Actually, I didn’t find the session itself that exciting, but the twitter stream was particularly good, and included the tweet in the above picture: “shouldn’t we talk about HR 2.0 rather than Enterprise 2.0”. The basis for this was that if we’re talking about people then HR should have prominence in the move to the social business – obviously something which resonates for me.
Nevertheless, I don’t agree that these are the same thing. I’ve shown the following slide on here before, taken from a webinar I ran last year:
The diagram attempts to show that there are a number of things we do in an organisation (activities) around managing people, facilitating connection, and developing an enabling organisation – including use of Enterprise 2.0 technology.
From this perspective, HR 2.0 (the use of social media in HR – for recruiting, learning, performance management etc) and Enterprise 2.0 don’t have much to do with each other – other than they use basically the same technologies and approaches (eg the role of communities) and so doing one makes it easier and more appropriate to do the other too.
But there are also three critical capabilities we need to create in an organisation, namely human, social and organisational capital. Each of these can be supported by the three groups of activities identified above.
Eg I write here mainly about human capital, and although HR – including HR 2.0 - approaches will be the main part of a strategy to create human capital (hence HCM), social and organisational activities will also play a role (eg through creating communities of practice to share knowledge and build capability, or by creating organisational structures which make it easier to contribute and hence raise engagement).
But our focus here is on social capital, or the social business / enterprise (the theme of the Enterprise 2.0 Summit is ‘Designing and the Social Business Excellence’.

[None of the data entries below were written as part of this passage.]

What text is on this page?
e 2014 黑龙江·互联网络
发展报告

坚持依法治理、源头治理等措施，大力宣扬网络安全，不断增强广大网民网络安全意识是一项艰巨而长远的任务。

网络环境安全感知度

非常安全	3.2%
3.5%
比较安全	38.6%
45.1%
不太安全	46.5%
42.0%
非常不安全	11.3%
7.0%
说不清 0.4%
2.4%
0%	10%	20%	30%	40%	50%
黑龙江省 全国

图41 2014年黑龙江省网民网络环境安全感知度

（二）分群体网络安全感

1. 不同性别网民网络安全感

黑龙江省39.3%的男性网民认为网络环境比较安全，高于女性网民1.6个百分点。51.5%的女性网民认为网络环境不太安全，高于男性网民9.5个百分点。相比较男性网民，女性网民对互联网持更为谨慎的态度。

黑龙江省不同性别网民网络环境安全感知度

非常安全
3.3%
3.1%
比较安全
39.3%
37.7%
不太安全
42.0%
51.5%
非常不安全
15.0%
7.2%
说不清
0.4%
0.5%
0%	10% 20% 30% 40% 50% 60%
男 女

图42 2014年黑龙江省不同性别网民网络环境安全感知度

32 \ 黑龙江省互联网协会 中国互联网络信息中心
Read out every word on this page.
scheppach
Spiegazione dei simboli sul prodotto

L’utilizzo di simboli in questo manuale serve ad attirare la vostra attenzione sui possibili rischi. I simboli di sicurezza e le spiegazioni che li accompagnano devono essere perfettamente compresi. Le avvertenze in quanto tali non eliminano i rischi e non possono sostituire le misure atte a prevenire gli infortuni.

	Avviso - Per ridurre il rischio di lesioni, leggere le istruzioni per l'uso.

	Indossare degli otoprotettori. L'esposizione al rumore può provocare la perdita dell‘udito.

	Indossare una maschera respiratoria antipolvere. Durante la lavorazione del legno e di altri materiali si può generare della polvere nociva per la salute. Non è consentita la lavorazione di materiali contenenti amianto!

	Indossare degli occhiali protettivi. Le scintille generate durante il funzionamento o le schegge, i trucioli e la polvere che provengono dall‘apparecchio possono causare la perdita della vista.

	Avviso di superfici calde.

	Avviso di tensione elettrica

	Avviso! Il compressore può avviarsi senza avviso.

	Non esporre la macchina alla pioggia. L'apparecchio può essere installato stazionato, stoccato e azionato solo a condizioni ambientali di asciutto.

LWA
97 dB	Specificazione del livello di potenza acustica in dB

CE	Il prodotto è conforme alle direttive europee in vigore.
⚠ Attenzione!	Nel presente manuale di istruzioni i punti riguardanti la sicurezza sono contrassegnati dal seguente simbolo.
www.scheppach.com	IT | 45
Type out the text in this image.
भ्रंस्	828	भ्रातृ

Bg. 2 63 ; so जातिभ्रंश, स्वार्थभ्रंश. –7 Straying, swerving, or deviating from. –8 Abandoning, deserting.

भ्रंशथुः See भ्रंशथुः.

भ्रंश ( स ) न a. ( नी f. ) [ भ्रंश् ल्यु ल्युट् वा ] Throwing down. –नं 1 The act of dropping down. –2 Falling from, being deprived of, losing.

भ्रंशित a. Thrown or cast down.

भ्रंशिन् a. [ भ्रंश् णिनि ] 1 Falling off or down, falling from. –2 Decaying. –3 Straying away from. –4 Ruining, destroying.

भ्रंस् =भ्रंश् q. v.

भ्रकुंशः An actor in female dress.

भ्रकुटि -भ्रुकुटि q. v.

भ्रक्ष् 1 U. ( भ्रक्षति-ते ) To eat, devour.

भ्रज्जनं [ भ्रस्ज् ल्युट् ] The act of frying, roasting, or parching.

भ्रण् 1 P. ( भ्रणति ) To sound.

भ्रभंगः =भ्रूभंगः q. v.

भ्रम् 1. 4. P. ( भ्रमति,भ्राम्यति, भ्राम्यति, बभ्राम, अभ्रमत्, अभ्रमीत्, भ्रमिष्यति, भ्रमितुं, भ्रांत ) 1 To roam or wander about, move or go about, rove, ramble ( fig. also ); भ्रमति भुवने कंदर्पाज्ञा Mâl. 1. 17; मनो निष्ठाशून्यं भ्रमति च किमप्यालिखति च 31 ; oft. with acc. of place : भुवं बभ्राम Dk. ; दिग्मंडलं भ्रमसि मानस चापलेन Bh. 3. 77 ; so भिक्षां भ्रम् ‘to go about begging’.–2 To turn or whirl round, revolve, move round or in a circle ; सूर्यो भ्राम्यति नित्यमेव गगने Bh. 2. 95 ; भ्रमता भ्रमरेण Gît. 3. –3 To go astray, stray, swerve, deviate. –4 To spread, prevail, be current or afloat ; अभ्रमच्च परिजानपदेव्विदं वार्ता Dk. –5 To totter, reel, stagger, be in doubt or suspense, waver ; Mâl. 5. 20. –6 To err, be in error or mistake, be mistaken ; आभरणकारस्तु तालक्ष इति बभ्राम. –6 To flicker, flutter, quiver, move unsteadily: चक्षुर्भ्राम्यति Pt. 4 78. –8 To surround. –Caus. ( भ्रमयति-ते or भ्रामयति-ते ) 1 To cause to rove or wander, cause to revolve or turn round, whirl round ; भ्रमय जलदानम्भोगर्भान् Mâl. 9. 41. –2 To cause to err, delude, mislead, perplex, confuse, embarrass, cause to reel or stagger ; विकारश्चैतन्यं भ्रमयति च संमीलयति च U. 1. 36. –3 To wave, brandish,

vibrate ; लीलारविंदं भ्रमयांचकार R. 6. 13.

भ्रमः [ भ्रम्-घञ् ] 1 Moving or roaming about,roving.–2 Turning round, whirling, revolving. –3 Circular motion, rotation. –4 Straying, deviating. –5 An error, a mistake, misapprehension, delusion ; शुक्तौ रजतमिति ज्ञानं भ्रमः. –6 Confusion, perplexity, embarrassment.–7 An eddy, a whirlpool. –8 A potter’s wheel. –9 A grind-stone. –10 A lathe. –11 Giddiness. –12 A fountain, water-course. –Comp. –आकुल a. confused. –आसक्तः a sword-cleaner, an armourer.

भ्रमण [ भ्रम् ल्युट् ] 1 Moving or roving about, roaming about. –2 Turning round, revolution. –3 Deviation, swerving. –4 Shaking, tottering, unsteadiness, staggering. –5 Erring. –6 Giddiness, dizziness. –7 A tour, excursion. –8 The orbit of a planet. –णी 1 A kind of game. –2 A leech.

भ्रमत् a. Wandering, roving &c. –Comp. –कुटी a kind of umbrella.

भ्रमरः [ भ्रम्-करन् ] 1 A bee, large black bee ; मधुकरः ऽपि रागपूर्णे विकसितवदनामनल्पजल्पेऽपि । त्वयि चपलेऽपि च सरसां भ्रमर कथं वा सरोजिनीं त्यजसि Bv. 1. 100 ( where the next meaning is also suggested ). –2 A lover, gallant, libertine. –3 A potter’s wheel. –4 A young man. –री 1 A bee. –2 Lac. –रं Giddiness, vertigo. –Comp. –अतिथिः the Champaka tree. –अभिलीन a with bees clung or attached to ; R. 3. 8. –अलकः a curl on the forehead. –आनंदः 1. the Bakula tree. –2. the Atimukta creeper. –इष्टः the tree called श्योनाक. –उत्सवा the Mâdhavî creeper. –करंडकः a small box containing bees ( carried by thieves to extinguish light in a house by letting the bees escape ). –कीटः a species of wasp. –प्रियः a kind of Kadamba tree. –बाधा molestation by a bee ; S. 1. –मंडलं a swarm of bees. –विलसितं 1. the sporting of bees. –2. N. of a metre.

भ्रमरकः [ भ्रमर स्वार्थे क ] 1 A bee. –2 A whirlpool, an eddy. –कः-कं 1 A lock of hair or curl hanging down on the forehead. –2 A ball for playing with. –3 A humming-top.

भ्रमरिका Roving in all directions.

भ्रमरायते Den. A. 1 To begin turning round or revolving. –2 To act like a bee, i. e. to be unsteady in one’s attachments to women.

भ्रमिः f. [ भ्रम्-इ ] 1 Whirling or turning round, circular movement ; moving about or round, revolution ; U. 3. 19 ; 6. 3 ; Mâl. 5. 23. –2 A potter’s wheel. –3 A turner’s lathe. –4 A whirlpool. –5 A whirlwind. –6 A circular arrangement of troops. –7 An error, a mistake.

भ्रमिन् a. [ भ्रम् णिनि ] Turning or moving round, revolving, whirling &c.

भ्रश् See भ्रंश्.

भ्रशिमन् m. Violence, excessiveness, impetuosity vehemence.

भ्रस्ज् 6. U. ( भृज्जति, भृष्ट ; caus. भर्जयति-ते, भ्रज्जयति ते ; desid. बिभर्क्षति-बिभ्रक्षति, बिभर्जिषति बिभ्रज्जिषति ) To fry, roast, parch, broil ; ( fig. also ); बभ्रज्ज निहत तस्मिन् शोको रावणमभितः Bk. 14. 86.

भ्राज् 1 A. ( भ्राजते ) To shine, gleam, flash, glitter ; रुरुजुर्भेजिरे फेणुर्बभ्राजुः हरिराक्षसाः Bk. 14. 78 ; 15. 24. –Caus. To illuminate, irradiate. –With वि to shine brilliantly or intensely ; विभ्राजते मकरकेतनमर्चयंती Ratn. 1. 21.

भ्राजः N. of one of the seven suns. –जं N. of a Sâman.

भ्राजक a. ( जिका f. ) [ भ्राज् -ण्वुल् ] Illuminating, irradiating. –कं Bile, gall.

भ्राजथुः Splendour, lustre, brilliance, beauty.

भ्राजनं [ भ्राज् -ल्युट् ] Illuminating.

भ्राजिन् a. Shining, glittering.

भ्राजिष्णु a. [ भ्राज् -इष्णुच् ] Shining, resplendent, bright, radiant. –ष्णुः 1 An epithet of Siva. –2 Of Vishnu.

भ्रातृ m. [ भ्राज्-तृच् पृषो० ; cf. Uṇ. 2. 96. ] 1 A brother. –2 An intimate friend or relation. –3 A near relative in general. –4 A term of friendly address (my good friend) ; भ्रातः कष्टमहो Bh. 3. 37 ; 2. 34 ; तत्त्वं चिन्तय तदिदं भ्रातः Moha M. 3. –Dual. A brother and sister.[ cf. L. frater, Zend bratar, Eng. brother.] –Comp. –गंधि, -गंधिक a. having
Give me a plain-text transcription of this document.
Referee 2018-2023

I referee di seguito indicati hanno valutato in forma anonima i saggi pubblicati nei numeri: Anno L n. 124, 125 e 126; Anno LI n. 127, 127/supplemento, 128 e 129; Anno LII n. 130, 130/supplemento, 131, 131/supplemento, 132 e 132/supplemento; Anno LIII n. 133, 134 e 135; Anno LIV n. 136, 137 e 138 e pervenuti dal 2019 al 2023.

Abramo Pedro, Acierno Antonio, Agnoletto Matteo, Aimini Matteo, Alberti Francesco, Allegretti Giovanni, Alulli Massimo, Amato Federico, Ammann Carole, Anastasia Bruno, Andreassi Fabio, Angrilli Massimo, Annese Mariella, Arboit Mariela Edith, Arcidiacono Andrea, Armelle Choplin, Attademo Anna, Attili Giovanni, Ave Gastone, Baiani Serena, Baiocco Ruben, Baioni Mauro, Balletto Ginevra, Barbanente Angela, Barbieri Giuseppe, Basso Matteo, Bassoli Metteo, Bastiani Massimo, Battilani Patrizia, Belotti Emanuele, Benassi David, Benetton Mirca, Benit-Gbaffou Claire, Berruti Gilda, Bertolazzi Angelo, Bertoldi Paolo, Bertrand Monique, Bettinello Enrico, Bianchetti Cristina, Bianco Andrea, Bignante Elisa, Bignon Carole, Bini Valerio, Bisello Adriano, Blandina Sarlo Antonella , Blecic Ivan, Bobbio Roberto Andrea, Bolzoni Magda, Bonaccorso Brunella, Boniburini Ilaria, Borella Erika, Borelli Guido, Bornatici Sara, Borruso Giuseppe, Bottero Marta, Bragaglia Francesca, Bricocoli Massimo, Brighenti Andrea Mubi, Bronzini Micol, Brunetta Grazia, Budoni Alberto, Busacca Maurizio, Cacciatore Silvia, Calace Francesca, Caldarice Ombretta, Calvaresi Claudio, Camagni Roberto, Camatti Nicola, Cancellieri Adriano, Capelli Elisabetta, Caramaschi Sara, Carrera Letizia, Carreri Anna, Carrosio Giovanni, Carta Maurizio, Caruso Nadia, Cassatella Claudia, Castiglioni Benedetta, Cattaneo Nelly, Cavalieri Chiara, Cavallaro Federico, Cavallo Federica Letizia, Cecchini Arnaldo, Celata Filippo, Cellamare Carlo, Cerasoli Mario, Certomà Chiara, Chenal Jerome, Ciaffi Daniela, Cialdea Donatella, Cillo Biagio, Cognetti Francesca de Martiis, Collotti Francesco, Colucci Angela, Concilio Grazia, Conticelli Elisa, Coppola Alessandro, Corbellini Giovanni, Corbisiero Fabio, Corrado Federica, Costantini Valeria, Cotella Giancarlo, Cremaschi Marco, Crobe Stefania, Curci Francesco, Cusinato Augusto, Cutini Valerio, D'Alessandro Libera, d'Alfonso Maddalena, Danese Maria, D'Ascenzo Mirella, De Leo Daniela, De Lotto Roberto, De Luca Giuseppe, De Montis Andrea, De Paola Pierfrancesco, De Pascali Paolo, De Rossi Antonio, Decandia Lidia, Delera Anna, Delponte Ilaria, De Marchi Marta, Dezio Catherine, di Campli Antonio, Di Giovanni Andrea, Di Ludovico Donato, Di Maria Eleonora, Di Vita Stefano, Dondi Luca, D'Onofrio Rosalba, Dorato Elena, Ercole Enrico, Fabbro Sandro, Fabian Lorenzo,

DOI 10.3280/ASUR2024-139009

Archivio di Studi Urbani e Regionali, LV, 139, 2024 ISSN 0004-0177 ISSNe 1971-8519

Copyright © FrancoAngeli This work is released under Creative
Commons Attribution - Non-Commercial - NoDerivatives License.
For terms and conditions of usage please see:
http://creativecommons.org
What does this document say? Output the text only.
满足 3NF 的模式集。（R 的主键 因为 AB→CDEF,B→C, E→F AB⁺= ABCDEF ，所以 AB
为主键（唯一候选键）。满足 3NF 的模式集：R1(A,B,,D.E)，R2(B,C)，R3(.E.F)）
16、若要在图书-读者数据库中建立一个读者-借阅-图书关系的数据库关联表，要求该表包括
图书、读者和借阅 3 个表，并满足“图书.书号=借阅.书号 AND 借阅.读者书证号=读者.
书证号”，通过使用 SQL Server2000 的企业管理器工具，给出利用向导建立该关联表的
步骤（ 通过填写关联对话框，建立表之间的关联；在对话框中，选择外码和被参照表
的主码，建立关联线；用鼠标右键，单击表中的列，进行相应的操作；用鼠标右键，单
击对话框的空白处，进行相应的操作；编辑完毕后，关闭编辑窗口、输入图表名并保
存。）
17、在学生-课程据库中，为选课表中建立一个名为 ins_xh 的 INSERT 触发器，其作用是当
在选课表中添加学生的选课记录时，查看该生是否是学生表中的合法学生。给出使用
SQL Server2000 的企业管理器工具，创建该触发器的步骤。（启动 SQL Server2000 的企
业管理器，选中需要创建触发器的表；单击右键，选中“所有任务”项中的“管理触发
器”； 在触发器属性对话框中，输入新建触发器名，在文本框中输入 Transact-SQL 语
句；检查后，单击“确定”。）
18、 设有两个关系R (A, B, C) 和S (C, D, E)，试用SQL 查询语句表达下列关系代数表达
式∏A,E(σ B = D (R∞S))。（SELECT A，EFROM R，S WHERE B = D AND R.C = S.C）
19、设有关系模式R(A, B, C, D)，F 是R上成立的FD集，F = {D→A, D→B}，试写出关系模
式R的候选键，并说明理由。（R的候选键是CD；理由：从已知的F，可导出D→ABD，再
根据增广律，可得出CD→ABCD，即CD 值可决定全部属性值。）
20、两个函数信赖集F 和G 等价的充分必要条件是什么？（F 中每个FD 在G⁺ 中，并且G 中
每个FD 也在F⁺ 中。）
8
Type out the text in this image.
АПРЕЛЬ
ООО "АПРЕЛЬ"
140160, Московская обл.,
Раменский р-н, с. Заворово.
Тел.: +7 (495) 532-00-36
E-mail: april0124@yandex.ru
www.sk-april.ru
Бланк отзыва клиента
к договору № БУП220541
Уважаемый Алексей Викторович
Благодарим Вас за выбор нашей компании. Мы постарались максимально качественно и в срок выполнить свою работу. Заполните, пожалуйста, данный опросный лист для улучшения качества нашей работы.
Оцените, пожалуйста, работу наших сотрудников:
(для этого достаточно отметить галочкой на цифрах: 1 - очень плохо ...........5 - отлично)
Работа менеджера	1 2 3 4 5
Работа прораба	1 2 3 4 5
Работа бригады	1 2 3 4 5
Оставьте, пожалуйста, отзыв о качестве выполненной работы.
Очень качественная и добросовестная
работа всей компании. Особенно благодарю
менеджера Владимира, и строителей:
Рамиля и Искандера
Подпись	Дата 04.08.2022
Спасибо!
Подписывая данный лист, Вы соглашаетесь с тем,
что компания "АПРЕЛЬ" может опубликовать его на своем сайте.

Social capital / the social business can also be developed through HR activities (eg managing team performance or introducing pay transparency) and organisational ones (eg creating structures which break down silos and get people collaborating). So HR and ‘enterprise’ activities are certainly both key parts of a social business strategy.
Both HR 2.0 and Enterprise 2.0 technologies and approaches can also be used to build social capital / the social business, so again, from this angle there is an additional overlap.
However, the most critical enabler for social business are just social activities, whether these are:
- Face to face – eg just getting people talking to each other, or playing with DUNDU dolls which we’ve just been doing here, or
- Virtual – eg using a social networking system to support management of a community.
So perhaps, rather than HR 2.0 or Enterprise 2.0, we should talk about Social 2.0 instead? But I’d prefer us just to focus on the social business / enterprise (outcomes vs activities).
(Actually I think social organisation is the best name for this, but again, that’s another whole other blog post, and I suspect you’ve probably had enough!).